Pour mon projet d’étude, je me consacre aux environnements architecturaux qui nous entourent par les ambiances et les atmosphères qui composent un lieu. Mon objectif est de transmettre des émotions et des sensations aux usagers de cet espace. Je souhaite travailler la question d’exception (luxe, singularité) et la façon de lui donner accès.
 Je me focalise sur le bien-être psychique et corporel que j’entrevoie comme une forme d’exception, que d’autres pointent comme des résistances, dans les sociétés contemporaines. Afin de faire émerger cet espace émotionnel, je concevrai un hammam en réfléchissant aux matériaux qui constitueront ce lieu.

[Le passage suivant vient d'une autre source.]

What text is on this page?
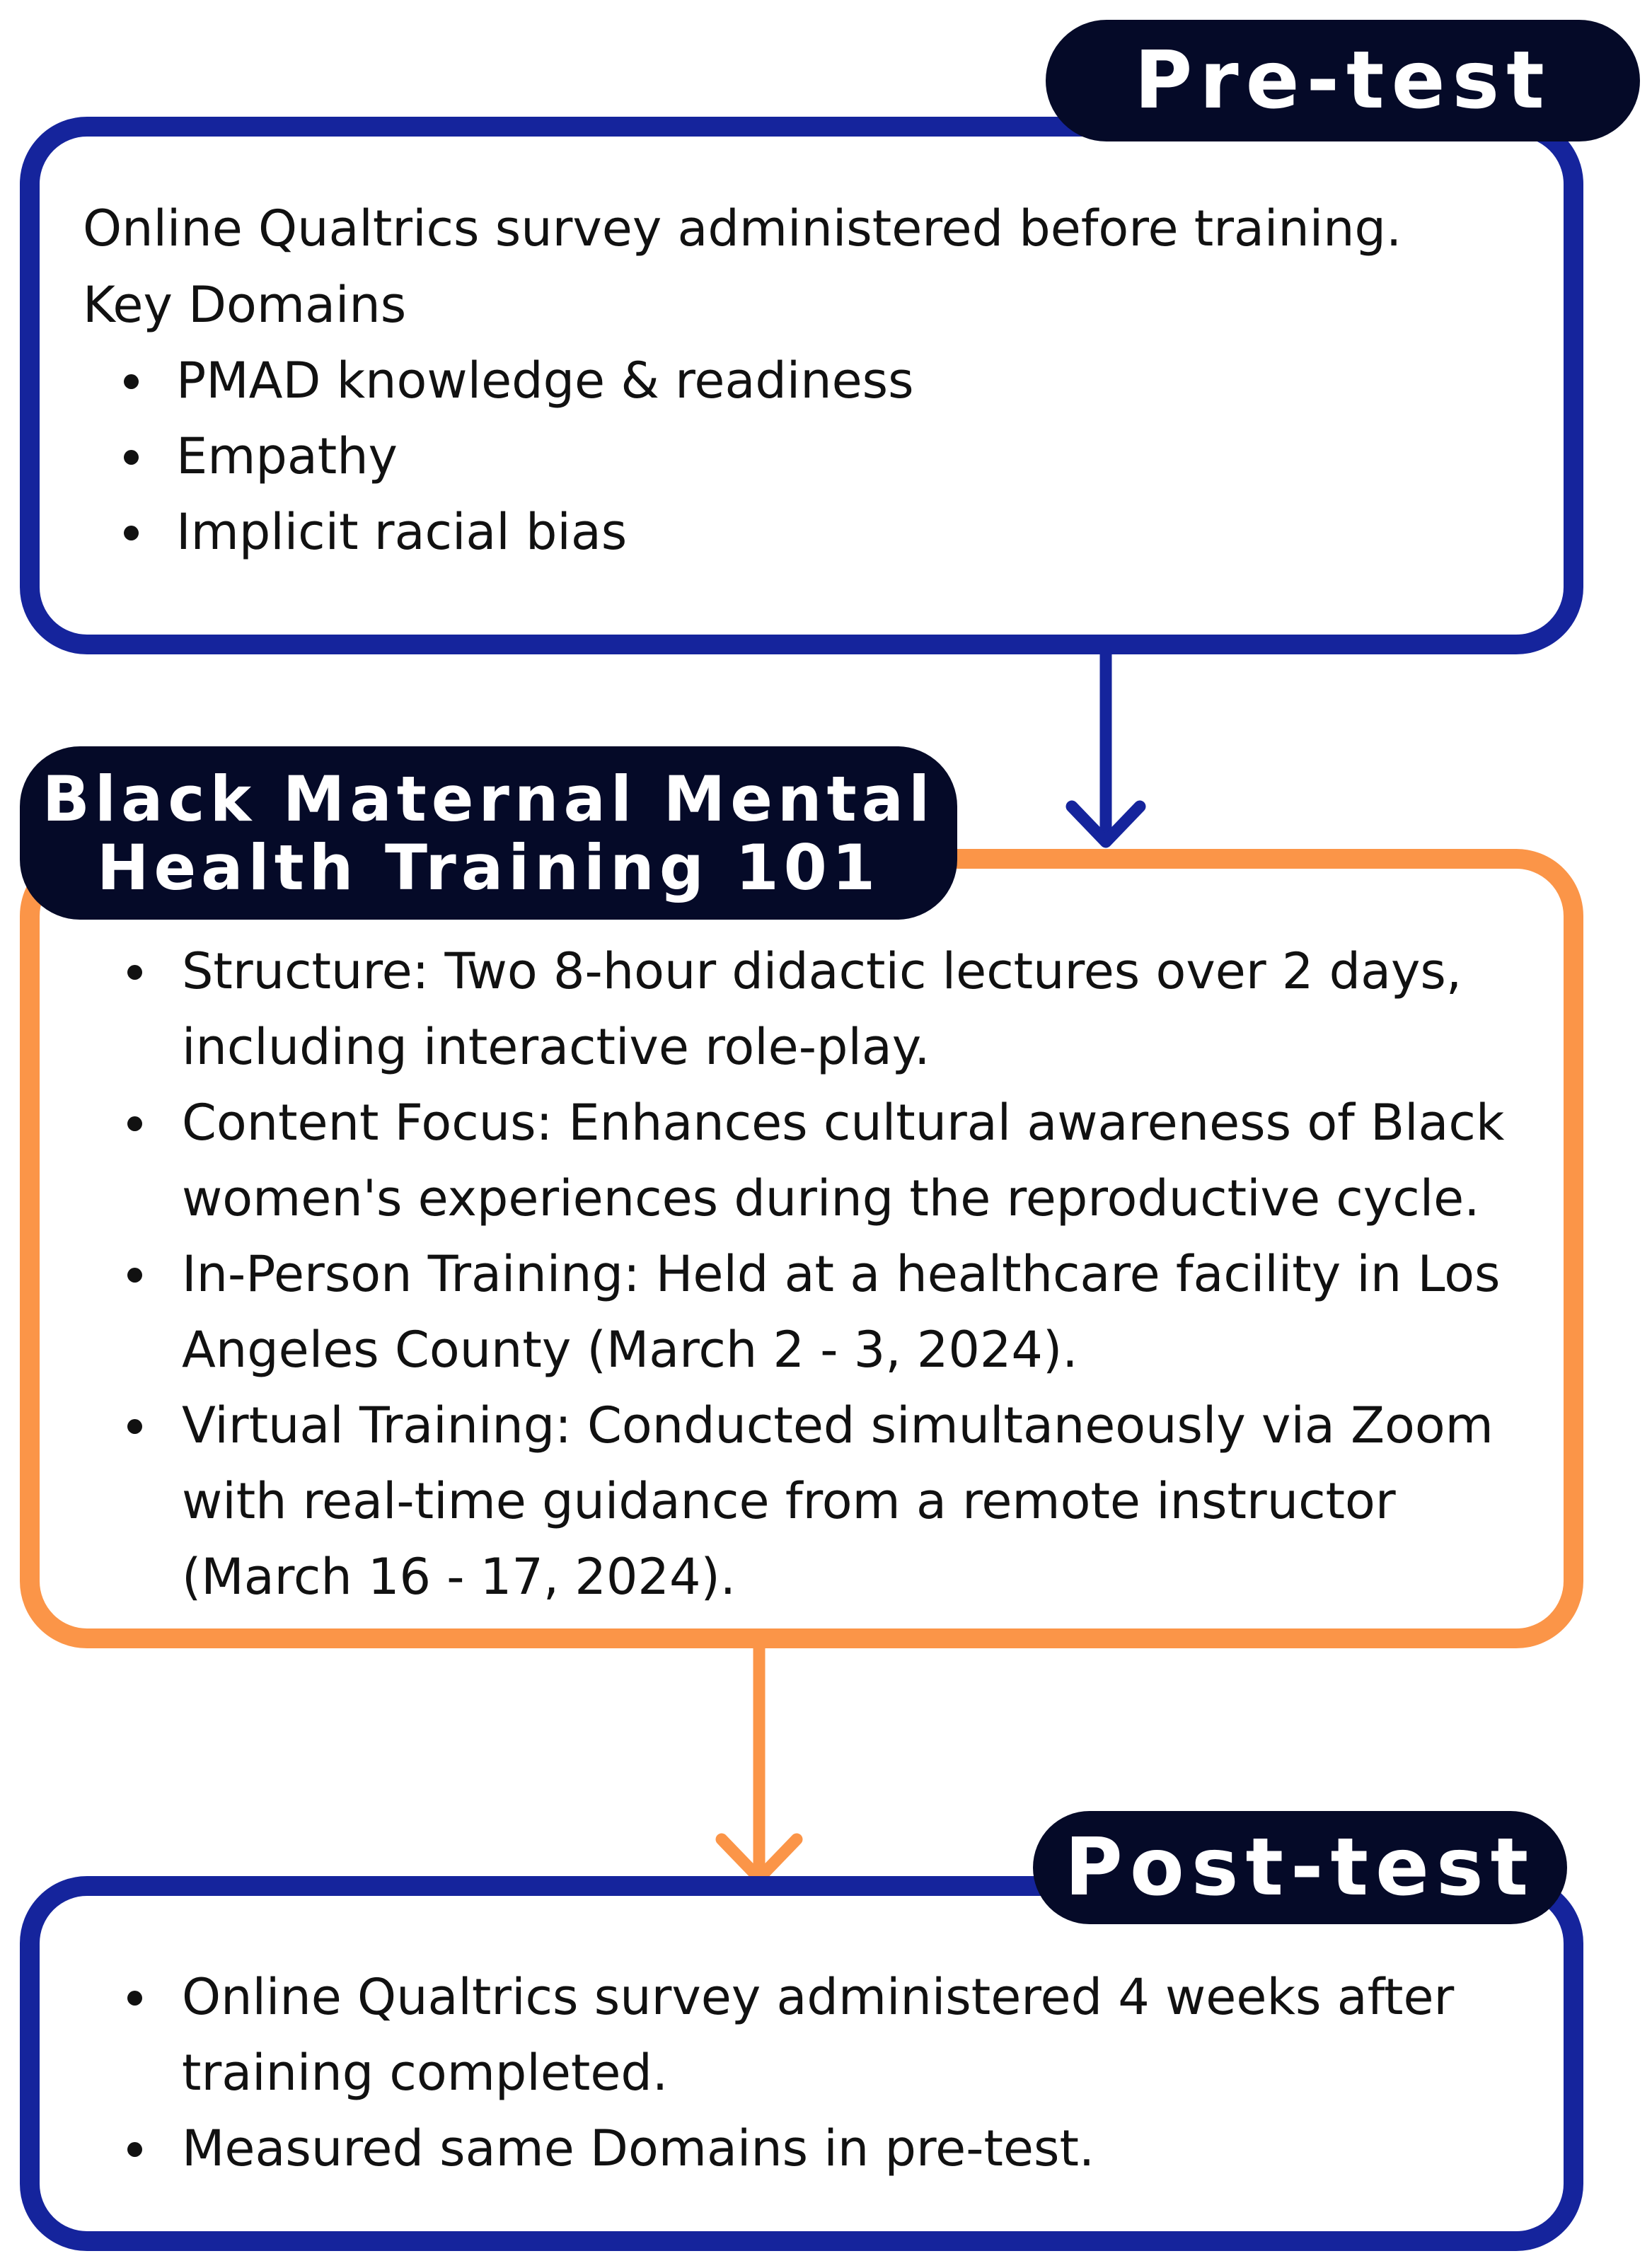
Online Qualtrics survey administered before training.

Key Domains

PMAD knowledge & readiness
Empathy
Implicit racial bias
Pre-test
Structure: Two 8-hour didactic lectures over 2 days, including interactive role-play.
Content Focus: Enhances cultural awareness of Black women's experiences during the reproductive cycle.
In-Person Training: Held at a healthcare facility in Los Angeles County (March 2 - 3, 2024).
Virtual Training: Conducted simultaneously via Zoom with real-time guidance from a remote instructor (March 16 - 17, 2024).
Black Maternal Mental
Health Training 101
Online Qualtrics survey administered 4 weeks after training completed.
Measured same Domains in pre-test.
Post-test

Je questionnerai les composants des bains turcs ainsi que ses origines, la culture des bains en Alsace. La confrontation du corps aux matériaux me permettra de comprendre comment le corps est affecté par une matière.

 

La promenade sensible m’a apporté une réflexion sur le rapport au corps. En effet, évoluer dans un espace en supprimant un sens, permet au corps de se recentrer sur soi-même. Mais, l’esprit réagit aussi aux perturbations environnantes. J’ai le souvenir d’avoir été réactif aux différents bruits qui ont accompagné ma visite. J’ai été plus attentif à ce qui se passait autour de moi. J’ai eu l’impression d’avoir des capteurs autour de ma tête qui recevaient tous les sons des alentours. Le frottement des cailloux sur lesquels je marchais, les sifflements des roues de vélos, le moteur des voitures que j’ai eu l’impression de percuter lorsqu’elles passaient à mes côtés, les vagues de l’eau qui cognaient le mur… J’ai ressenti également à travers mes paupières les lumières. Celles-ci m’ont procuré une sensation d’oppression lorsque nous étions entre les bâtiments. Je sentais la lumière s’atténuer et avais la sensation qu’un plafond était suspendu au-dessus de ma tête. Il y a eu aussi le noir, qui recouvrait mes yeux lorsque nous nous sommes arrêtés sous un pont. Puis, la lumière totale avec le soleil qui se plaquait sur mon visage. J’ai bien saisi ce contraste entre l’obscurité et la lumière. J’ai ressenti des séquences selon notre évolution dans l’espace, comme si nous changions d’ambiances. J’ai apprécié les textures des murs par le biais d’autres sens. L’effleurement des pierres me laissait imaginer la froideur de celles-ci. Lorsque j’ai appréhendé ces éléments les yeux fermés, je les ai appréciés davantage. J’ai remarqué que je n’avais pas besoin de voir ces choses car mon imagination me satisfaisait. J’ai également été séduit par les différentes sensations que les sens procurent; le toucher apporte autre chose que l’ouïe et la vue. A un moment, je me suis rendu compte que mon esprit s’évadait car je réfléchissais à d’autres choses; j’étais donc plus en confiance. J’ai aussi ressenti le vent qui, lorsque nous étions entre les immeubles, me caressait le nez mais qui, arrivé au bord de l’eau, devenait plus froid et plus constant.